GUIDEBOOKS FOR THE DEAD
Oh bright red lamp, oh flame.
Oh leaked mascara
Caked at the bottom
Of my brown leather satchel.
Alone, my only
Friend: feral, an animal,
And the bright red lamp
That leads me.
NATURE MORT
Bathing his godly body
In a white tub of ice.
Damage, and a petrol
Of dead black flowers.
The sweet pollution
Of what God he thought
He took in.
Hustler of the glossy edge,
Bright germ of dreg
Searing its way
Through the blue cathedral
Of his mind.
TIME OF THE WOLF
The wailing of women
Was like a procession of voices.
The orphan took two pieces of wood
And connected them with twine
To form a makeshift cross.
Then we watched as the men with torches
Moved forward on their horses,
Through the night’s black ocean, like ships.
GUIDEBOOKS FOR THE DEAD
I pull the bell on the string at the gate
Then all the demons came.
Where is the coat
God gave me:
Long and mink
And to save me.
Under the blue awning
Of the shelter in the rain.
Beneath the shadow
Of the cathedral.
I’m riding the same train
As my father now.
And how I love
The white hiss of prayer and magic.
I am the author of three collections of poems: Ruin, published by Alice James Books in 2006, The Glimmering Room, published by Four Way Books in 2012, and Wunderkammer, my third collection, was published by Four Way Books in 2014. My fourth collection, How the End Begins, also from Four Way Books, is forthcoming in 2016. My essays and art writings have been published in The Los Angeles Review of Books, The American Poetry Review, Guernica, and The Rumpus.

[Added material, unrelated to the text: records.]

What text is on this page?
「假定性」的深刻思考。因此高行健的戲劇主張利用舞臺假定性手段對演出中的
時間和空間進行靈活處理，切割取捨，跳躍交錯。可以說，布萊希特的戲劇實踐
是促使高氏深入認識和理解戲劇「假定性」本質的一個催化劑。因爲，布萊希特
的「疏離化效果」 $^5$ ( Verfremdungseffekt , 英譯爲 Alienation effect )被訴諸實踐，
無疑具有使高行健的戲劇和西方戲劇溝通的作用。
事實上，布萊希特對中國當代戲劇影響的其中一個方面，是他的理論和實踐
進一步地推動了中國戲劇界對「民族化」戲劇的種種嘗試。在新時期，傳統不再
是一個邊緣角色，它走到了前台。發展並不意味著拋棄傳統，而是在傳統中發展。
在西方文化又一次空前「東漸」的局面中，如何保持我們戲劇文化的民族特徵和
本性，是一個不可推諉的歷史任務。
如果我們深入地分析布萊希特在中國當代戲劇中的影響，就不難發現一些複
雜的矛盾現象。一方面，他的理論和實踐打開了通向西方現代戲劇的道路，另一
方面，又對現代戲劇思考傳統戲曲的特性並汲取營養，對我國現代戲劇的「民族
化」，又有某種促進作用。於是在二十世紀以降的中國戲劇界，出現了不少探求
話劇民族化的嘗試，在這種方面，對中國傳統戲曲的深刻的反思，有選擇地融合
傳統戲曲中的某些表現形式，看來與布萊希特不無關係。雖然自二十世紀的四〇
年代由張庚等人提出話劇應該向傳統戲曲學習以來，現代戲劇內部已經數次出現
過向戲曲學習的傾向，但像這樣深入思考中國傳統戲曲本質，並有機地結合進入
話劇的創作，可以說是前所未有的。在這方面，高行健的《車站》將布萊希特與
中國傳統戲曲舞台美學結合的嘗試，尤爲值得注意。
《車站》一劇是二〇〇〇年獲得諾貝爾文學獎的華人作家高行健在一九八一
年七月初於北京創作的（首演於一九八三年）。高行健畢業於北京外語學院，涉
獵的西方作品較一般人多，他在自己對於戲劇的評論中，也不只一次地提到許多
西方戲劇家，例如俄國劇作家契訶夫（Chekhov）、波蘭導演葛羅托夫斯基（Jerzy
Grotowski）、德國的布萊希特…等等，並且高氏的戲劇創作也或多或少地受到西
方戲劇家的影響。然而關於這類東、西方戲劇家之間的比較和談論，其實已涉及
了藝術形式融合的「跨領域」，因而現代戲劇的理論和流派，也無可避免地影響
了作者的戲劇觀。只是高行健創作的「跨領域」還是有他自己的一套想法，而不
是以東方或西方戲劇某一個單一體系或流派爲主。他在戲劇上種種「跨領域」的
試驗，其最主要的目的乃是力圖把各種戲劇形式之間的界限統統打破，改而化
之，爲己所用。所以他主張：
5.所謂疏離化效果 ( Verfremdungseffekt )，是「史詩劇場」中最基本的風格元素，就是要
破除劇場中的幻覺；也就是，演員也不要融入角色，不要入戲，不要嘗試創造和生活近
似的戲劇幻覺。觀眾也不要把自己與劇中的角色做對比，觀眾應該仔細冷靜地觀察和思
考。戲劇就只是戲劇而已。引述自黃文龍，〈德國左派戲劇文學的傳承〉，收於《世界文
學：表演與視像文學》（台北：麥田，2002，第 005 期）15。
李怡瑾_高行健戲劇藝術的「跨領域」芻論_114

I am also currently at work on two poetry anthologies: one of Latina poets and the other, a collection of poetry by female poets around the issue of consumption and nourishment. I am a regular contributor for the art journal Hyperallergic. I have received fellowships from Yaddo and the MacDowell Colony as well as a Hodder Fellowship from Princeton University. I have an MFA from Sarah Lawrence College in writing and an MFA in Art Criticism & Writing from the School of Visual Arts. In the fall I will be pursuing a PhD in German Studies at Rutgers University. I teach at Sarah Lawrence College and am currently at work on a collection of essays on language and iterations of silence.